La entrevista de Guilhem Gauran, máximo responsable de la inmobiliaria de lujo Barnes en la Costa del Sol, ha confirmado este verano de 2026 lo que muchos agentes ya intuían: Dubái se ha convertido en uno de los principales emisores de compradores de vivienda de alto standing hacia Marbella. «Todos los días me llaman de Dubái para enviarme clientes que quieren venir a Marbella», declaraba Gauran a Diario Sur. La combinación de seguridad, conectividad aérea y la fiscalidad andaluza —con tipos casi testimoniales en sucesiones y donaciones— explica este imán. Pero cuando un expatriado en Emiratos Árabes Unidos decide comprarse una casa en España, la alegría del ladrillo viene acompañada de un rompecabezas fiscal que muchos no se plantean hasta que es demasiado tarde.
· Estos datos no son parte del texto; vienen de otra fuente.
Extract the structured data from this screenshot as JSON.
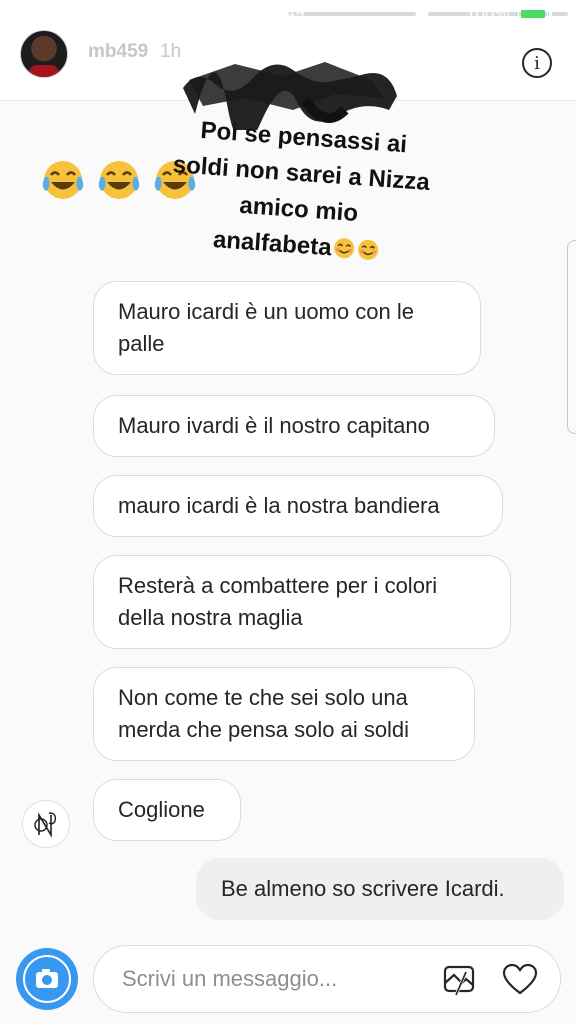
{
  "status_bar": {
    "signal": "●●●○○",
    "carrier": "Orange F",
    "network": "4G",
    "time": "09:49",
    "battery": "100%"
  },
  "story_progress": [
    1,
    1,
    0,
    0
  ],
  "header": {
    "username": "mb459",
    "age": "1h",
    "info_icon": "i"
  },
  "caption": {
    "lines": [
      "Poi se pensassi ai",
      "soldi non sarei a Nizza",
      "amico mio",
      "analfabeta"
    ]
  },
  "emojis": [
    "tears-of-joy",
    "tears-of-joy",
    "tears-of-joy"
  ],
  "messages": [
    {
      "text": "Mauro icardi è un uomo con le palle",
      "from": "other"
    },
    {
      "text": "Mauro ivardi è il nostro capitano",
      "from": "other"
    },
    {
      "text": "mauro icardi è la nostra bandiera",
      "from": "other"
    },
    {
      "text": "Resterà a combattere per i colori della nostra maglia",
      "from": "other"
    },
    {
      "text": "Non come te che sei solo una merda che pensa solo ai soldi",
      "from": "other"
    },
    {
      "text": "Coglione",
      "from": "other"
    },
    {
      "text": "Be almeno so scrivere Icardi.",
      "from": "me"
    }
  ],
  "composer": {
    "placeholder": "Scrivi un messaggio..."
  },
  "colors": {
    "accent": "#3897f0",
    "bubble_border": "#dbdbdb",
    "my_bubble": "#efefef",
    "battery_fill": "#4cd964"
  },
  "icons": [
    "camera-icon",
    "gallery-icon",
    "heart-icon",
    "info-icon"
  ]
}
Aquí te contamos los tres impuestos y obligaciones que no puedes ignorar, con datos oficiales y sin falsas promesas.
LA RESPUESTA CORTA
- IRPF de no residentes (IRNR): como no residente fiscal en España pagarás cada año un impuesto sobre la vivienda (la llamada imputación de rentas inmobiliarias) o sobre los alquileres que obtengas. El tipo general para residentes en Emiratos es del 24 %.
- Impuesto sobre el Patrimonio: si el valor de tu inmueble supera los 700.000 euros una vez aplicada la exención, tendrás que tributar por él como no residente.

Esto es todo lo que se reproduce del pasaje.